I grew up with bitches. As my Dad could verify.
We both huddled in dark movie theaters to get away from sisters and mom. Or the basement. Where we wouldn't have to hear the shrill voices of women. Angry and defiant, for no reason other than boredom.
I recall going to visit the folks one fall day. Attempting to goad my Mom, who was working as a salad prep at Frisch's Big Boy (to stave off boredom), I pointed out that I read in Yelp the terrible reviews of her specific restaurant.
To which her response was "So?"
She doesn't know technology. Nor cares to, if it speeds up her streaming for Chinese soap operas, all the better. She also didn't get very defensive. That one word "So?" shuts down everything.
The defensive person (such as myself) would say something like "well, what did they say about the salad?!" Or follow up with just general human curiosity and try to fix it. Instead...she went with "So?"
You could say the extension of that would be "so what?" As if she could fix it right then and there. OR, that she had pride in a conglomerate restaurant that served White folk food.

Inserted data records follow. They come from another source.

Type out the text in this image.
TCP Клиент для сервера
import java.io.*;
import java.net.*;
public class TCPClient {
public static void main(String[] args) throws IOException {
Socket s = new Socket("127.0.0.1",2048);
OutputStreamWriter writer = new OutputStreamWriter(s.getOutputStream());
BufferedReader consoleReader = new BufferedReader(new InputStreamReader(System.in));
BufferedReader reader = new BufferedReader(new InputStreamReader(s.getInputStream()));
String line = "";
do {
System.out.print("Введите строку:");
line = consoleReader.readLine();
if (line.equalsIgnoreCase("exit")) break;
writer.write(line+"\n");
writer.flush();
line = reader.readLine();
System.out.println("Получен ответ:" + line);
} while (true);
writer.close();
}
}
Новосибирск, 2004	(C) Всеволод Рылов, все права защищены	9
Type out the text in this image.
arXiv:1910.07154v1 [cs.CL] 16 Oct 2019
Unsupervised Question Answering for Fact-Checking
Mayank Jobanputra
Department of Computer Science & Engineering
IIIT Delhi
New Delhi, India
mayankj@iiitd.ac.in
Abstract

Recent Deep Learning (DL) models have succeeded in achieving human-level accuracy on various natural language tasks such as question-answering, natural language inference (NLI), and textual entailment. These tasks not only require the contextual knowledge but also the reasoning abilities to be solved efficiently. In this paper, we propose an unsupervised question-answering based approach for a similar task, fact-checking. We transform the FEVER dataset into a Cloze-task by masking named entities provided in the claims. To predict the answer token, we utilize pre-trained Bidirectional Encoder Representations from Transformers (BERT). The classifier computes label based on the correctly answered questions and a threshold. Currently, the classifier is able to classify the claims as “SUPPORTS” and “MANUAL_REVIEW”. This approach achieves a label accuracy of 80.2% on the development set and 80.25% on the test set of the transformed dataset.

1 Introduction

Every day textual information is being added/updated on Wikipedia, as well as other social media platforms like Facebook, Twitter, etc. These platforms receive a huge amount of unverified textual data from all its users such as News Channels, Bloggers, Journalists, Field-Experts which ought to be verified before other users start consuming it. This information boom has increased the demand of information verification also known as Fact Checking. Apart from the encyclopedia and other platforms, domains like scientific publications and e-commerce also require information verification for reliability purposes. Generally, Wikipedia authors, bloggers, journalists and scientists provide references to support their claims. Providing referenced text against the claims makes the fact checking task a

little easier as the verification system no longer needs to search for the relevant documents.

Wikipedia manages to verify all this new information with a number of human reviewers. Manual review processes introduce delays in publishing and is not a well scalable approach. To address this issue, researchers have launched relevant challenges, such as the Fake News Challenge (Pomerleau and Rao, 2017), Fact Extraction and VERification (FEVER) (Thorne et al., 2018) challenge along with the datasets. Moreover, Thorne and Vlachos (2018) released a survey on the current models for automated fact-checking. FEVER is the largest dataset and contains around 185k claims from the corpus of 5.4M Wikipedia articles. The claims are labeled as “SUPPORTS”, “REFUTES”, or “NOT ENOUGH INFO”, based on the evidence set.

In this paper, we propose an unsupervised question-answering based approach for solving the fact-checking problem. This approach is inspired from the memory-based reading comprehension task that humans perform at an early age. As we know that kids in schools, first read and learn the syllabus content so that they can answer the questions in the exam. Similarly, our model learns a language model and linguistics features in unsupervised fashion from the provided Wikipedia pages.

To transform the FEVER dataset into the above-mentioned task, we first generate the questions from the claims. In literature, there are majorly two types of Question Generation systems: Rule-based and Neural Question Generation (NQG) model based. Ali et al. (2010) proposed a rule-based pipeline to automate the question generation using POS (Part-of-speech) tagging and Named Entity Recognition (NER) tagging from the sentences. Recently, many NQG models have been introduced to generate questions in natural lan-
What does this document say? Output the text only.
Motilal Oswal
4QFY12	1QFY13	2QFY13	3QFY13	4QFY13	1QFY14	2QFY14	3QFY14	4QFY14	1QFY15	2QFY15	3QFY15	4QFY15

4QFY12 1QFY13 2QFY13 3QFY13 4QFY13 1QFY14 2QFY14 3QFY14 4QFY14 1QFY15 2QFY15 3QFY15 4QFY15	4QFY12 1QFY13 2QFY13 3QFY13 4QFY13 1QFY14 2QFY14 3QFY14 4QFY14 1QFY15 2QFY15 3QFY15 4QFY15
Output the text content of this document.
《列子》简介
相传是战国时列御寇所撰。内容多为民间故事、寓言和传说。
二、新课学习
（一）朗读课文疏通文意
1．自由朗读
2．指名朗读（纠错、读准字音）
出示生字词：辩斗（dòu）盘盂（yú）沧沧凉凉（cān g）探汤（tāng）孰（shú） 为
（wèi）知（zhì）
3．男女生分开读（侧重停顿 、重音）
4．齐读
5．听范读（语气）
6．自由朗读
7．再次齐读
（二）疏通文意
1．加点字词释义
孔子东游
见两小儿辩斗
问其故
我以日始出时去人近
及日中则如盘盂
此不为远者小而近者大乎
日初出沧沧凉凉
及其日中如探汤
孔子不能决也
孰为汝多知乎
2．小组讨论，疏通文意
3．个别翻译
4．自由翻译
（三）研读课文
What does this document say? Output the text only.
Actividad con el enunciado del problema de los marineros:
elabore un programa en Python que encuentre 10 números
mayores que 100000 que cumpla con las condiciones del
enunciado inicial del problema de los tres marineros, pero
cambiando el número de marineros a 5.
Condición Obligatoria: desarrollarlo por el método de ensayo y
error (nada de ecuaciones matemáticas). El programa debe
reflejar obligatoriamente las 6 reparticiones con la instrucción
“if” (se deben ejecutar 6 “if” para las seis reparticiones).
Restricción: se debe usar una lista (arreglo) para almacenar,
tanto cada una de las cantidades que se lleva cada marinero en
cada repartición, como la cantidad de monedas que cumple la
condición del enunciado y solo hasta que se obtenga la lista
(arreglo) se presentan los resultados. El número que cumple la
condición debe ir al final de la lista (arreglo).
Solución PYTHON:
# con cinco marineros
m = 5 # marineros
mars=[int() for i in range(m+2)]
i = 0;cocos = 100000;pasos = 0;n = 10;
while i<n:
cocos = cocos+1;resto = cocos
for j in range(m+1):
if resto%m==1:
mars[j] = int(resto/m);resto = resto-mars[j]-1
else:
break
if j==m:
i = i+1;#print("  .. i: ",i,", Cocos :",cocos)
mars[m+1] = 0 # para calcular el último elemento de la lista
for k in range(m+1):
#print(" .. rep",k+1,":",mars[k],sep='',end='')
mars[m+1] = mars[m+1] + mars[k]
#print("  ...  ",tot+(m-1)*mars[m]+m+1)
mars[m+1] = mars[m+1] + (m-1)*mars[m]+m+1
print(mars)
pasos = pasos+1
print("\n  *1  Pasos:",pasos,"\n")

I envy people like her and my middle sister. They both probably care a lot about what people think about them, but choose the shortest route to end the confrontation. I sometimes go headlong. Case in point, a technical glitch at our company in which a simple machine calibration would've solved outside engineers coming in to figure out the dumbest of mistakes I made. Ever since coming to this company, I've shut off my brain and completely forgot that I had to do these calibrations. Why? Because they automated the system so that dummies wouldn't fuck it up. Well, perhaps the oversight was so slight it messed with EVERYONE. Including the idiotic supposed head engineer here. No one chimed in. Even the tech who came out fussed with it forever. Instead, it laid on my shoulders as did the blame. Imagine for a minute, in the moment of blame game, if I just subtly threw it out there.
"So?"
And thus would shut down the shame and embarrassment everyone else felt and needed to drop on me as the fall guy. I laugh now thinking how simple that really is.